As is well documented, many characters in Under Milk Wood were in some part based on real people Thomas met and subsequently used to populate his play. Interestingly, David N Thomas, in ‘Dylan Thomas: A Farm Two Mansions and a Bungalow’, gives a detailed account of similarities that show Lord Cut-Glass was inspired by Alistair Graham, an Oxford-educated semi-recluse from a privileged background, who moved to Plas y Wern, near Newquay in 1936, after being driven out of London society when his (at that time) illicit relationship with Evan Morgan, Viscount Tredegar, was discovered. Having left behind his notoriety following the scandal, Graham became well respected, and was known to be an obsessive timekeeper, dog owner and author of a pamphlet of Newquay mackerel recipes.
From autumn 1944 to Spring 1945 Dylan Thomas was living in Newquay, and, along with the local vet, the trio became companions, meeting in local pubs to discuss books. Graham also held parties which a local clique attended, including Dylan, who once described him in a letter as ‘the thin vowelled laird’.

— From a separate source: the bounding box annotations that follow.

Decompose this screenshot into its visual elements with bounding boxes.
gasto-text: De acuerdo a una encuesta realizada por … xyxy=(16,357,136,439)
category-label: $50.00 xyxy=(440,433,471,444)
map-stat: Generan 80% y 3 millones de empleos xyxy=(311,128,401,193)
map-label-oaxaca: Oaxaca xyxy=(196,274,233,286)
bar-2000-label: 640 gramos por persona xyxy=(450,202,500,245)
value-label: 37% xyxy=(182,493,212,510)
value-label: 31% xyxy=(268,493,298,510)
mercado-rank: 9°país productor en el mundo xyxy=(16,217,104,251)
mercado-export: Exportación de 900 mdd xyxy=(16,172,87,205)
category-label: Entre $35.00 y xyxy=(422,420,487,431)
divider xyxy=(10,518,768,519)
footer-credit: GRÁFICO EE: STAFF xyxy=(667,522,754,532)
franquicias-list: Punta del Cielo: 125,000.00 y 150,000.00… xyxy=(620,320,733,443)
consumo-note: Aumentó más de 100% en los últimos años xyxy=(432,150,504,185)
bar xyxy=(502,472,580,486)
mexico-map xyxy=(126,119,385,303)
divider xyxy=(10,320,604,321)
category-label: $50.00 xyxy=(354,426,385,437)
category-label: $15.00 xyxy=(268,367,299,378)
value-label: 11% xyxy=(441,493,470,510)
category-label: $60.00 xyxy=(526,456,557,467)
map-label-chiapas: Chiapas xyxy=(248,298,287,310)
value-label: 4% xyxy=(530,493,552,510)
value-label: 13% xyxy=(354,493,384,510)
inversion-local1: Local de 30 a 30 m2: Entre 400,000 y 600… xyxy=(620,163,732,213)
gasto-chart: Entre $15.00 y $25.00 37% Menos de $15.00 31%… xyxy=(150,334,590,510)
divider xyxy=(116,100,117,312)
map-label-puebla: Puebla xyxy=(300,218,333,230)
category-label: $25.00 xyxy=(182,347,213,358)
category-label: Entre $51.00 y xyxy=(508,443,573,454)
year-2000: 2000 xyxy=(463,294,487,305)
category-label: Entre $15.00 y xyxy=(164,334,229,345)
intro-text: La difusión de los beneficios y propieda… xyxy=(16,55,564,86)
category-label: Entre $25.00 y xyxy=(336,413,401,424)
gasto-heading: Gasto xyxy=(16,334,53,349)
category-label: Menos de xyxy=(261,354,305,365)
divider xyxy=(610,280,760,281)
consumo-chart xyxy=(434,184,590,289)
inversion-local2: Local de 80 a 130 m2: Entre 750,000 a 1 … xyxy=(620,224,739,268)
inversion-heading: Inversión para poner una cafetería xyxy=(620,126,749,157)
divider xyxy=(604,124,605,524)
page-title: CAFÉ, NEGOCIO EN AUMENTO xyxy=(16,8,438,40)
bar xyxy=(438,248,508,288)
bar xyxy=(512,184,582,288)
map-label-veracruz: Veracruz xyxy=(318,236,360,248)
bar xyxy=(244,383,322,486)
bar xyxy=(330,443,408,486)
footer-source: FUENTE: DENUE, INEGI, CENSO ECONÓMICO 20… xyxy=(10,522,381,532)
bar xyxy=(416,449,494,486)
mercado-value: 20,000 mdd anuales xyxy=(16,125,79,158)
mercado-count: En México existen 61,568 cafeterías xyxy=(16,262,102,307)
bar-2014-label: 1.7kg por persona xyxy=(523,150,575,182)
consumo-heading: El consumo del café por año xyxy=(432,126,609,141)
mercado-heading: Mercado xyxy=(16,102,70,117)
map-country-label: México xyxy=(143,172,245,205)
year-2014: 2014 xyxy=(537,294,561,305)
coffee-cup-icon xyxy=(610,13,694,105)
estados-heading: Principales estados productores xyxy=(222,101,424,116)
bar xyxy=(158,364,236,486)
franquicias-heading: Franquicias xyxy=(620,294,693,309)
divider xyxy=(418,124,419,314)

David N Thomas posits that Lord Cut-Glass’ clocks were Thomas’ way of showing Graham ‘doing time’, as punishment for his affairs, which also included novelist Evelyn Waugh. Graham’s former partner, Evan Morgan, was a practitioner of the dark arts, and became known as the Black Monk. He created a ‘magick’ room, dedicated to the occult and William Cross, an authority on Morgan, notes that many people close to him often died unexpectedly, and in very unpleasant circumstances.
For Lord Cut-Glass, immortality is a clock that never runs down; he even dreams of clocks in his sleep. Aware that life can stop as easily as a wind-up clock, he must remain in a constant state of alertness against an ‘unknown enemy’ which will surely come searing and pillaging ‘down Armageddon Hill’ on ‘the Last Black Day’. Paranormal forces ‘will not catch him napping’ as he has barricaded himself within his rusty shack ‘at the bottom of the town’.
With this in mind, his all-consuming love affair with his clocks and their ‘black-and-white moony loudlipped faces’ is entirely understandable. Whatever we feel about Lord Cut-Glass, he is certainly the star of his curious show, and as Thomas allows us into his bizarre private world, it leaves a lasting, if rather disturbing, impression of one of the more peculiar inhabitants of Llareggub.